Lieber Lederhose mit einer handfesten Halben statt Laptop mit Latte Macchiato und sonstigem Kokolores. Umgekehrt wird mancher urbane Kreativtäter bei dem Thema latent amüsiert überlegen, wie denn nun ein nachgerade konstitutives Momentum des Urbanen, die innovationsdynamische creative class im Resonanzraum von Alpenidylle und Brauchtumskultur zu den innovativen Ideen kommen soll - kurz: Wer kann es sich schon leisten, Berlin mit einem Bergdorf zu tauschen?
Leider ist die Ausgangslage für eine Debatte über Kultur- und Kreativwirtschaft in Berggebieten gar nicht so weit entfernt von dieser sicher überzeichneten Frontstellung. Die Klischees leben gut, die Vorurteile sind stabil. Stabil ist damit aber auch die Blockade eines möglichkeitsoffenen Denkens mit Blick auf das, was Kultur- und Kreativwirtschaft in Berggebieten denn überhaupt meinen könnte. Und da setzt creativeALPS an - entlang von lebendigen Beispielen, neuen Experimenten und Mischungen von ungewohnten Konzepten mit neugierigen Milieus. Prototyp von creativeALPS war das von der Phase XI geförderte creativeALPS-lab. In dem Rahmen wurde mit interessanten Akteur_innen über das gängige Denken der Alpen nachgedacht und neue Wege für neue Szenarien erprobt. Dabei stand folgende Arbeitshypothese am Anfang: Kultur- und Kreativwirtschaft in Berggebieten braucht andere Rezepte als jene, die im urbanen Zusammenhang genutzt werden. Deshalb sind Modelle nötig, die das spezifische Potential der Berggebiete für die Kultur- und Kreativwirtschaft und - ganz wichtig- UMGEKEHRT erkennbar werden lässt.

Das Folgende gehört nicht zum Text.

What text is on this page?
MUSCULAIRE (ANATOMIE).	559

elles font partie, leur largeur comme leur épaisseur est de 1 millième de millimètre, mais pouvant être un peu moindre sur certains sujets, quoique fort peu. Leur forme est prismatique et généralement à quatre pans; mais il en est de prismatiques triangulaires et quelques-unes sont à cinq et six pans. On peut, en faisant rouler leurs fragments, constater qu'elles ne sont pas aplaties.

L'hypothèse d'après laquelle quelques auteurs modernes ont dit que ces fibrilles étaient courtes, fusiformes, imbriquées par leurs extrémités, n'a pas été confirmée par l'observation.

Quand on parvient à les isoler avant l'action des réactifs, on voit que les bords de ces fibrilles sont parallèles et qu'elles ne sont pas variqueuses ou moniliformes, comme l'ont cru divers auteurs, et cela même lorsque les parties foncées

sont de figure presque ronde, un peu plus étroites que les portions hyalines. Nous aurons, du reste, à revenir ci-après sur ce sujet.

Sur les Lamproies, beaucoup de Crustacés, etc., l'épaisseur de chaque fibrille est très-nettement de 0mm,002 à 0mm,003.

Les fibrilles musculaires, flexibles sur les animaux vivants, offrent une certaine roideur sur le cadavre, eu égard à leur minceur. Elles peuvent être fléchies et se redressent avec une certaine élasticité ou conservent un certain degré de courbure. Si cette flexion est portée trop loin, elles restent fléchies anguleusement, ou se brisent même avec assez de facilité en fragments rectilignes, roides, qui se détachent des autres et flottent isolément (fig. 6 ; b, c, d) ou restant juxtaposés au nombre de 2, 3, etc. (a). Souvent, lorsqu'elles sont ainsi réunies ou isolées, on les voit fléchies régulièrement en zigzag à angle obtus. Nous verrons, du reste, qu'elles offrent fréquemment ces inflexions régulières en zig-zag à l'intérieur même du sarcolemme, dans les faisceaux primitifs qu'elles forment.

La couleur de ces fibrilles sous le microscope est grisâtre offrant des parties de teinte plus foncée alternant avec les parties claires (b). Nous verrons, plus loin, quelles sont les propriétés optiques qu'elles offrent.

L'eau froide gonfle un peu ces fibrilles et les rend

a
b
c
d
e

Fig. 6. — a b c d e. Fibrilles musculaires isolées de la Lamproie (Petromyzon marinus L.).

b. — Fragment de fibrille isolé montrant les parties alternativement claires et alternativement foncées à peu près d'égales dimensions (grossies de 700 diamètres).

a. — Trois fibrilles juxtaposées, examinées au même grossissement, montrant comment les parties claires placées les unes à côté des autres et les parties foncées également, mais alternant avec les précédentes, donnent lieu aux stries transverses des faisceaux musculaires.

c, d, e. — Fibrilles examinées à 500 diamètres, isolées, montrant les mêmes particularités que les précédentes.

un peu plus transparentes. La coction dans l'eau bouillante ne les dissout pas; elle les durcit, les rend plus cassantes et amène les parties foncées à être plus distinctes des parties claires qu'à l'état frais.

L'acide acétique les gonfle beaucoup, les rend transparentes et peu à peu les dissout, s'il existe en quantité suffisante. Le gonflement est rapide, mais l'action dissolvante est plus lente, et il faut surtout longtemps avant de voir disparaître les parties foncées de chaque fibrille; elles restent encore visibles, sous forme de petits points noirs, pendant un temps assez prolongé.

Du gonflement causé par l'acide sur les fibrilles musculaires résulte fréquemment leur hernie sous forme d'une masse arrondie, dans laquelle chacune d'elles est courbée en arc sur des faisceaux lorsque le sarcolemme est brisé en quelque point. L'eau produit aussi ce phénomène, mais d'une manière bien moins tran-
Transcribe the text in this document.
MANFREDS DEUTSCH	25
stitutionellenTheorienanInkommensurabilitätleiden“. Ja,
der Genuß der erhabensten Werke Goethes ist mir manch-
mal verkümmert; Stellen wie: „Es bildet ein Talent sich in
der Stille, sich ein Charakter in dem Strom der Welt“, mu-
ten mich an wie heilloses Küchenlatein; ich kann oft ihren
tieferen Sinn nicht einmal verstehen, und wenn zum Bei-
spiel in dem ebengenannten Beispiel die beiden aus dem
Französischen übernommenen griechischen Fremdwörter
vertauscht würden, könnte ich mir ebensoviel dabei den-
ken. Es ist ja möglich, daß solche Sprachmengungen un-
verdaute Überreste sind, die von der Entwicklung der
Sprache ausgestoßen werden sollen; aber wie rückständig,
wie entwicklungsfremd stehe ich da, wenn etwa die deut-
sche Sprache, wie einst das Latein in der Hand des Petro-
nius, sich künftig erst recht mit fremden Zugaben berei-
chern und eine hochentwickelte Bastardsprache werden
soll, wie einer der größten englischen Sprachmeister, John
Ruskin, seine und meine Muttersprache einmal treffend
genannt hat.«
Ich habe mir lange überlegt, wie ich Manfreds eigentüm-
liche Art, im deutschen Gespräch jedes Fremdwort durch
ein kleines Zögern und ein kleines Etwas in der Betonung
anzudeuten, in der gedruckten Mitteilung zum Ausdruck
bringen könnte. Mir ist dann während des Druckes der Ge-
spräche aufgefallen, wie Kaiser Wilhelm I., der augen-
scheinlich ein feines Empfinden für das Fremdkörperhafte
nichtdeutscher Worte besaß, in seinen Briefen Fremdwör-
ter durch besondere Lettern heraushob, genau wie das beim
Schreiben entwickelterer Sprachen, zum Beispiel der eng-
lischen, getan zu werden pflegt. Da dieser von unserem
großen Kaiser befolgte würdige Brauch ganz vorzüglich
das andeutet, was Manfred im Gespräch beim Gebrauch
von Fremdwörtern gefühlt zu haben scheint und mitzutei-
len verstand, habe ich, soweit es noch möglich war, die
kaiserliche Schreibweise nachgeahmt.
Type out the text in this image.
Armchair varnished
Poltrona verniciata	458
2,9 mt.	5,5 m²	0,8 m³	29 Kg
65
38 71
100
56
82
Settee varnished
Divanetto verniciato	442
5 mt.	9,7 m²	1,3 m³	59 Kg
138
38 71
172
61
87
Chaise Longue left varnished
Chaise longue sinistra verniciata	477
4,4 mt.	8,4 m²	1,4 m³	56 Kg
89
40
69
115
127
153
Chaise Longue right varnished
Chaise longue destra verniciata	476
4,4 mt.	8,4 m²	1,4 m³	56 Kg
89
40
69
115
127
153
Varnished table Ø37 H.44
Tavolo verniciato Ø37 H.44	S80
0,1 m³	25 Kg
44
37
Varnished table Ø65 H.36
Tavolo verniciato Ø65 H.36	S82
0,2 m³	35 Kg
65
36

Lieber Lederhose mit einer handfesten Halben als Laptop mit Latte Macchiato.
Damit ist vor allem eines gemeint: Freiraum mit spezifischen Atmosphären, Zeit und Traditionsquellen, die durch neue Mischungen von Erfahrungs- und Erwartungshorizonten transformative Potentiale freisetzen - soziokulturell genauso wie ökonomisch. Die also den Vorstellungszusammenhang, was Berge und Lebensformen in den Bergen sein können, produktiv irritieren. Auf eine Formel gebracht: kollektive Klischeedekonstruktion durch kultur- und kreativwirtschaftliche Expertisen als Bedingung der Möglichkeit, dem Alpenraum neue Perspektiven einer nachhaltigen Entwicklung zu geben.
Zum Begriff Freiraum: Der kann einerseits ganz gegenständlich verstanden werden - im Sinne realer Räumlichkeiten, die es in Form von Leerstand in vielen Bergregionen im Überfluss gibt. Zugleich aber ist auch ein atmosphärisch zum urbanen Zusammenhang komplementärer Raum angesprochen, der für viele Kreative und Kulturschaffende an Bedeutung gewinnt. Nicht im Sinne eines klischierten Gegenmodells zur Stadt und ihren Qualitäten, sondern als Möglichkeitsraum dafür eine zweiheimische Lebensform anders und im Vernehmen mit den unterschiedlichen Qualitäten vor Ort zu etablieren, als das im Rahmen von Sommerfrische, Ferienwohnung oder anderen Versionen des Temporärexils möglich ist. Und: solcherart entstehende montanurbane Milieus können zu lokalen Kollateraldynamisierungen führen, Neues entstehen lassen.